Are Quebec student protesters spoiled brats or social justice fighters?
A lot of Canadians outside Quebec are bemused by the long-running, sometimes violent confrontation between the provincial government and post-secondary students over tuition fees.
The three-month fight over a plan to raise fees by about $325 a year for five years has been marked by regular demonstrations in Montreal, vandalism and clashes with police. Attempts at negotiating a solution have floundered.
Opinion outside Quebec (and inside, too, though probably much more nuanced) seems to boil down to two perspectives: The protesters are spoiled brats who don't know how good they've got it compared with students elsewhere; or the protests are about more than tuition, an attempt to counter the growing economic divide between generations and protect access to Quebec's education system.
"It's a little hard for the rest of us to muster sympathy for Quebec's downtrodden students, who pay the lowest tuition fees in all of North America," Globe and Mail editorial columnist Margarete Wente wrote Tuesday.
Even if the tuition increases stand, Quebec students will still pay the least on the continent for a post-secondary education, she said.
"The total increase would amount to the cost of a daily grande cappuccino," Wente wrote.
She acknowledged others see the dispute in broader social justice terms and about a decades-old promise that university education would someday be free.
"Of course, since universities actually do cost money, somebody will have to pay. Who? The greedy corporations!"
Wente quoted Montreal political scientist Pierre Martin, who observed Quebec university students rarely consider going outside the province for their education.
"Now I get it," said Wente. "The kids are on another planet."
The protesters are not coming from the ranks of accounting, science and engineering students, who are still attending class, she wrote.
The Canadian Press reported this week roughly two-thirds of students have not joined the strike.
The protesters come from programs such as sociology, anthropology and philosophy, "whose degrees are increasingly worthless in a world that increasingly demands hard skills ..." Wente contended.

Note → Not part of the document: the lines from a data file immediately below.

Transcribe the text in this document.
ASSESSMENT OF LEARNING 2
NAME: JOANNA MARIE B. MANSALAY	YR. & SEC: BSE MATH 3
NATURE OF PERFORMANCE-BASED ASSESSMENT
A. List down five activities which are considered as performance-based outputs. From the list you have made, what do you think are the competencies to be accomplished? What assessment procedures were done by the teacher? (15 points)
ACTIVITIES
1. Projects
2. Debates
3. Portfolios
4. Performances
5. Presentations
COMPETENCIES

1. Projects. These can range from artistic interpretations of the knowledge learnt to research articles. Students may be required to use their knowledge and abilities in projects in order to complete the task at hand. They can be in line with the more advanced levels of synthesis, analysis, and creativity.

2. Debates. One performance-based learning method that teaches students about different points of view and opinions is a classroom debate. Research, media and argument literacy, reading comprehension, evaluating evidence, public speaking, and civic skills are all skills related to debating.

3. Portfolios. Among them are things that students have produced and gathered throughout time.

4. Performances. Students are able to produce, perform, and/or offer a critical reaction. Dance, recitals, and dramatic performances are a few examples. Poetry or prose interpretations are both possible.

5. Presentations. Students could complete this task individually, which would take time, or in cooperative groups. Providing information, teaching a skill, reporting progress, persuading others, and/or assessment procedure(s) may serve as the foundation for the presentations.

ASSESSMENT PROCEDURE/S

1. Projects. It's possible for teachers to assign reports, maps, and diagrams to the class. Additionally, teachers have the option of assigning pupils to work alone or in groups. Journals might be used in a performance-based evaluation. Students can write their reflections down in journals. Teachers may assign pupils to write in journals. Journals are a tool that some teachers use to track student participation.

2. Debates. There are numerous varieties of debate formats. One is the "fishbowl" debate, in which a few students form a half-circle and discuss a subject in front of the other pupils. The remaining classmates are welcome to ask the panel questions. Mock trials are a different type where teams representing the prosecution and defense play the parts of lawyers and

"They're the baristas of tomorrow and they don't even know it because the adults in their lives have sheltered them and encouraged a mass flight from reality."
Erika Shaker, writing on Rabble.ca, challenged Wente's reasoning.
The tuition increases amount to 75 per cent over five years or 82 per cent over seven years, based on a compromise tabled before talks broke down, Shaker wrote. Tuition would jump above those in Newfoundland and Labrador, as well as Manitoba, leaving them slightly below the national average.
"But hey -- why bother with math when you can sit back and just make your point with a cappuccino reference?" Shaker wrote.
Low fees and free access to the unique CEGEP system give Quebec the highest post-secondary education participation rate in the country, she argued, all without a massive student-loan debt to burden them as they hit the job market.
Shaker slammed the Globe columnist for a simplistic view of Quebec's system, which offers a variety of educational choices that affect participation stats.
Commentators are ignoring the substance of the protesters' arguments, she wrote, "preferring instead to pontificate about why kids today should stop complaining, accept the world that's being left for them to make do with... and hey! get off my damn lawn."
But over on the Globe's business pages, columnist Rob Carrick urged parents to "talk to your kids before you dismiss those Quebec student demonstrators as a bunch of spoiled malcontents.
"Even if they're not on their way into the streets to protest rising university tuitions, young adults have some legitimate grievances about the growing financial divide between them and the older generation."
With more baby boomers expected to work past age 65, there are fewer job opportunities for grads, little in the way of affordable housing and an erosion of social programs such as Old Age Security and health care, Carrick wrote Wednesday. Young people everywhere are becoming marginalized.
"The Quebec demonstrations can't be dismissed as simply an example of the province's strong tradition of social activism, and neither are they the actions of selfish youths who aren't satisfied with the lowest post-secondary tuitions in North America," Carrick wrote.
"What's going on in the province is a fight by twentysomethings to be heard by governments that seem to have little interest in them."
The protests haven't spilled outside Quebec because students elsewhere have become used to regular tuition hikes and the prospect of a hefty debt when they graduate, Carrick was told by Zach Dayler of the Canadian Alliance of Student Associations.
That doesn't mean they're not mad, Dayler said.
"Just ask most young people what they think of their political representatives."